« Depuis, je n’avais plus entendu parler de cette affaire. Cela alors que j’ai eu à plusieurs occasions à séjourner en Belgique lors de mes incessants voyages en Europe. En somme, pour moi, cette affaire n’en est pas une ».
Après l’annonce de sa condamnation à Bruxelles faite par le journal « La Dernière Heure », nous avons approché le chanteur Félix Wazekwa qui nous a livré sa réaction dans l’entretien que nous publions ci-dessous.
Visa : comment avez-vous appris votre condamnation annoncée en Belgique par le journal « La Dernière Heure » ?
Félix Wazekwa: C’est par des amis vivant en Belgique qui ont lu cette information dans le journal que vous avez cité. Mes avocats en Europe ont aussitôt réagi en formant opposition contre ce jugement par défaut.
Visa : Connaissiez-vous l’existence de cette procédure judiciaire engagée contre vous en Belgique ?
F.W. : Jamais, jamais. Je n’en avais jamais été notifié, je n’étais au courant de rien jusqu’au jour où des amis m’ont appelé de Bruxelles pour m’informer qu’il y a un jugement de condamnation rendu contre moi par un tribunal belge. Je ne sais même pas précisément de quel tribunal il s’agit.
Visa : L’affaire date de 2004. Depuis, vous avez effectué plusieurs voyages dans l’espace Schengen et donc aussi en Belgique. N’aviez-vous jamais eu vent de ce procès?
FW. : Pas du tout. Autrement, j’aurai pris des dispositions pour ma défense car, j’ai de solides éléments et des preuves pour ma défense.
Dans cette affaire, c’est moi qui, normalement, aurais dû saisir la justice belge en raison des préjudices que j’avais subis de la part des services d’immigration. C’est, en fait aujourd’hui, à un procès initié par le bourreau contre sa victime qu’on assiste. Je me dis qu’ils n’avaient peut-être pas, en engageant ce procès, les moyens de me contacter ce dont on peut légitimement.
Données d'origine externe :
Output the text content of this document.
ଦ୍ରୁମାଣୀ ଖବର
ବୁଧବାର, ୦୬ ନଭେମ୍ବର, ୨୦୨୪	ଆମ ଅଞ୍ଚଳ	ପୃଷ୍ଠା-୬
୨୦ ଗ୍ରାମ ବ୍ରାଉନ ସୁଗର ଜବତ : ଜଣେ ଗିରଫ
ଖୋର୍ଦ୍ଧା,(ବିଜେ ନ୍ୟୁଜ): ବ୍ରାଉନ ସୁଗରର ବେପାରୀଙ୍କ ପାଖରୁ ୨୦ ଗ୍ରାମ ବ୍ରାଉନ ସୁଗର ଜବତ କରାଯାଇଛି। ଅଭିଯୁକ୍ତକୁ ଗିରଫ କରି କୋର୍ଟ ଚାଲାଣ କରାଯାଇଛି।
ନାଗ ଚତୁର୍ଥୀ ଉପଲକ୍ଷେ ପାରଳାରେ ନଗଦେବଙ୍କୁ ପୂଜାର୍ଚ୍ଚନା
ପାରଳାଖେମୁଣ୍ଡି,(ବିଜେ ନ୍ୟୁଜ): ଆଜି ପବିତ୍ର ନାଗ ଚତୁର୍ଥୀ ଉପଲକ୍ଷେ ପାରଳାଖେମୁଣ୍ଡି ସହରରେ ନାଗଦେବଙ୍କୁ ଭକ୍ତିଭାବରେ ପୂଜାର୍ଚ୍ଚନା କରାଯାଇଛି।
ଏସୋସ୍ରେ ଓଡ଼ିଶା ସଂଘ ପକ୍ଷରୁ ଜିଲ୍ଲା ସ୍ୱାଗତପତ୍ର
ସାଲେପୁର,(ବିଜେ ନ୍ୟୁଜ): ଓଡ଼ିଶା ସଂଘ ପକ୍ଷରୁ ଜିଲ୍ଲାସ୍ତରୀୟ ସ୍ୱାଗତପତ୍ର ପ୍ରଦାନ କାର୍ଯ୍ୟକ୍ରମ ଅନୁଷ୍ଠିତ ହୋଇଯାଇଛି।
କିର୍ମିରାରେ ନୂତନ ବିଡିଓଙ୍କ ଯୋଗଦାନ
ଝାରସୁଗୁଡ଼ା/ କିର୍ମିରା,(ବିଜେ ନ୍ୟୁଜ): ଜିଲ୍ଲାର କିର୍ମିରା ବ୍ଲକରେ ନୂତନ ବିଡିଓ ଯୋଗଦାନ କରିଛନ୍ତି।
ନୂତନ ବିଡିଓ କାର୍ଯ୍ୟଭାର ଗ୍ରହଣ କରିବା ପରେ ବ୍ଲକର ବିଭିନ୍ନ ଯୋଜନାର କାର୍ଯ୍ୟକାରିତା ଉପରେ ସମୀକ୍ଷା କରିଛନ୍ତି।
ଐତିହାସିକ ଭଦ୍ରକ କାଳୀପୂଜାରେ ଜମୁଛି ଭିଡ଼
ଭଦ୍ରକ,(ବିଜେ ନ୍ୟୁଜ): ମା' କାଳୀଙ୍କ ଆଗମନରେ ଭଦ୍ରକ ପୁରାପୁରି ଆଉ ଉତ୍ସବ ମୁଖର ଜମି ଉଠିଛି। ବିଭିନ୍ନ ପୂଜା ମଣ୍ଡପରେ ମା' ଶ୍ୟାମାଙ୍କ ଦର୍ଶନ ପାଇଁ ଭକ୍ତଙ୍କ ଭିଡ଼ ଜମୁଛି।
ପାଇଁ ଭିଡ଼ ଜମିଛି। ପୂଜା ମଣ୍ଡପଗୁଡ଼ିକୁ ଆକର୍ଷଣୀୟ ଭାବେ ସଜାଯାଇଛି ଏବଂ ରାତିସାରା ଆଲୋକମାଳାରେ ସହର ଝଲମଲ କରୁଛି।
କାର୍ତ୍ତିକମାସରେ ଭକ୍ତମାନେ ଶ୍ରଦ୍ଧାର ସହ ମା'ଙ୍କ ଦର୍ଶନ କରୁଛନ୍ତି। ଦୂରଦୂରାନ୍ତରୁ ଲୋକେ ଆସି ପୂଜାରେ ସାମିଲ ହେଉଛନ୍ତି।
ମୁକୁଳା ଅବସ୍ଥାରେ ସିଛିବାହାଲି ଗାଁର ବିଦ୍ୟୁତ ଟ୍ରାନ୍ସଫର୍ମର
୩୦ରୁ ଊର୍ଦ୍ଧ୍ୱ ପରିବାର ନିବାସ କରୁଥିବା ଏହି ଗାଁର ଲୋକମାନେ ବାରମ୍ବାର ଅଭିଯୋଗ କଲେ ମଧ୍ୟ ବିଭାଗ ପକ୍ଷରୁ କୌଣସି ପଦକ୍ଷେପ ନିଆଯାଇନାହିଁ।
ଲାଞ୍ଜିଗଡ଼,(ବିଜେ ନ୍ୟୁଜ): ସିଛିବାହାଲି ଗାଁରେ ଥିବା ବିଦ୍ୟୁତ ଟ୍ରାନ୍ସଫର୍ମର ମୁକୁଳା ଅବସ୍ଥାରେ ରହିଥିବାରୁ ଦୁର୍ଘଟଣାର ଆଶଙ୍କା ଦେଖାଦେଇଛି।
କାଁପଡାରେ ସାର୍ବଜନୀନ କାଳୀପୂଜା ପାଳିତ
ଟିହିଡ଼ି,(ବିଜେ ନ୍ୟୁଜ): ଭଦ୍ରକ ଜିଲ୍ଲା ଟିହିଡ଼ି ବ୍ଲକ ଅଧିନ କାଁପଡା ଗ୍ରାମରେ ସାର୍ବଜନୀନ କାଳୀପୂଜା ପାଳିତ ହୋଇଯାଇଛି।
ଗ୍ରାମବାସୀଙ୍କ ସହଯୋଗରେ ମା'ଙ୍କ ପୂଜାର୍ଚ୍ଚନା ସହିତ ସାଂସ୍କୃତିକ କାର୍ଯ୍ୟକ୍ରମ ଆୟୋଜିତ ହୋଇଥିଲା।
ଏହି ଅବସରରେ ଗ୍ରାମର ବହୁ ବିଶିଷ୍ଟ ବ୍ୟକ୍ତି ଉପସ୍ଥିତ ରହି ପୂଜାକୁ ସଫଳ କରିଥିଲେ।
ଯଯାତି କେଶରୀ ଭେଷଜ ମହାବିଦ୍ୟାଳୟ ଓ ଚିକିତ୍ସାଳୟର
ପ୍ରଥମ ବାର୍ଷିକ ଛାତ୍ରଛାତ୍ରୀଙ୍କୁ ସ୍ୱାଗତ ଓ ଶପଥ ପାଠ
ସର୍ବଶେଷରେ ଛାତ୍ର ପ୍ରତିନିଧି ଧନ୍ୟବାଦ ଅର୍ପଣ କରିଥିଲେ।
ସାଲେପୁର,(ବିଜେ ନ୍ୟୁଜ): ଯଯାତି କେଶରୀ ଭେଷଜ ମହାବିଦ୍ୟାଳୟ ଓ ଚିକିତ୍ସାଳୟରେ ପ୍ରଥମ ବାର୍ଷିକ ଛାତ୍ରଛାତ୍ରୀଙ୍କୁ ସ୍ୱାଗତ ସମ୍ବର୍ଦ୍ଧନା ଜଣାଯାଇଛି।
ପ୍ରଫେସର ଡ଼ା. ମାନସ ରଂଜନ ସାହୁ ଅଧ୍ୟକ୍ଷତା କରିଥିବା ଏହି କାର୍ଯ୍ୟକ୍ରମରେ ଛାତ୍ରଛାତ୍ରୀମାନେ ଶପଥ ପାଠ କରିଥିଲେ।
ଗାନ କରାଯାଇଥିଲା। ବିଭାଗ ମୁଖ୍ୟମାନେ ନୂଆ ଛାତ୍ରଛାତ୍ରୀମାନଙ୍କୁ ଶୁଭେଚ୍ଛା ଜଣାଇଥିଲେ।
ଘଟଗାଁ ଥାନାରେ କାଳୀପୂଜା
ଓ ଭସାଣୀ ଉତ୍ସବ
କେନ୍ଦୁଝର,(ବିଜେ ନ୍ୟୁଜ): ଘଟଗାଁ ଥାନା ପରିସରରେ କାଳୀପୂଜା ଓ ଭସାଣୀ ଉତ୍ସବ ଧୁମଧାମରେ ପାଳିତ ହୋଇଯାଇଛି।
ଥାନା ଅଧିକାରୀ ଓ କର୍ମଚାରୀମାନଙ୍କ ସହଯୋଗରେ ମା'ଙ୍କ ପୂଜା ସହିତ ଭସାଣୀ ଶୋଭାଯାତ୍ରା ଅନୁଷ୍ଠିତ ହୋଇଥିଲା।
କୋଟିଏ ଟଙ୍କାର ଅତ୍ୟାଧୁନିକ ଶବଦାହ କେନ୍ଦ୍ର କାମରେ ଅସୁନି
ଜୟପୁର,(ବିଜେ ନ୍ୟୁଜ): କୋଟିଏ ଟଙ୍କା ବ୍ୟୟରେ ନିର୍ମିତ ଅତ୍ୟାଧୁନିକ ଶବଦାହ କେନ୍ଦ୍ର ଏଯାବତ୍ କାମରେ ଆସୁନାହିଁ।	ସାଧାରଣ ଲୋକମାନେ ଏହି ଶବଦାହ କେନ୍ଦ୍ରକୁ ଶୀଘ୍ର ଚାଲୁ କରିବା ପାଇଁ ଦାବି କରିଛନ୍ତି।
Face au refus de Blaise Wanga et des danseuses de céder au chantage, on leur a fait signer un document relatif à leur renvoi à Kinshasa. Pour ma part, j’ai été retenu de 6 à 23 heures dans un bureau. Face à un tel préjudice moral et financier, il me revenait donc, à moi, de porter plainte.
Dommage que je n’en ai pas eu la présence d’esprit à l’époque. Car, dans cette affaire, c’est moi qui ai été lésé alors que j’étais dans mes droits. La police belge, au moment des faits, était embarrassée. Voilà pourquoi elle m’avait laissé quitter la Belgique pour la Suède où je devais aller jouer.
Visa: Pour vous, l’affaire avait été classée sans suite...
F.W.: En effet, depuis, je n’avais plus entendu parler de cette affaire. Cela alors que j’ai eu à plusieurs occasions à séjourner en Belgique lors de mes incessants voyages en Europe. En somme, pour moi, cette affaire n’en est pas une.
Visa: Vous êtes attendu avec Werrason, Tshala Muana, Mbilia Bel et d’autres musiciens du pays pour jouer au Palais des Beaux-Arts à Bruxelles le 16 juillet à l’occasion du Cinquantenaire de la Rdc. Ferez-vous le déplacement ?
F.W : J’attends l’avis de mes avocats pour ce voyage. Car, comme vous le savez, dans notre monde musical, beaucoup n’aiment pas voir les autres évoluer. On ne sait pas ce qui peut arriver sur le plan administratif.
En fait, l’opposition formée à Bruxelles par mes avocats suspend l’exécution du jugement. Je suis serein et prêt à assurer ma défense, preuves à l’appui. Moi, chaque fois que certains de mes musiciens faisaient défection en Europe, je saisissais la police beIge. Si Deblaison et les deux danseuses avaient été des «ngulu » et m’avaient versé de l’argent pour ce voyage, ils n’auraient pas accepté d’être refoulés, de signer un document pour cela alors qu’on leur offrait le droit d’exil contre mon arrestation. Voilà.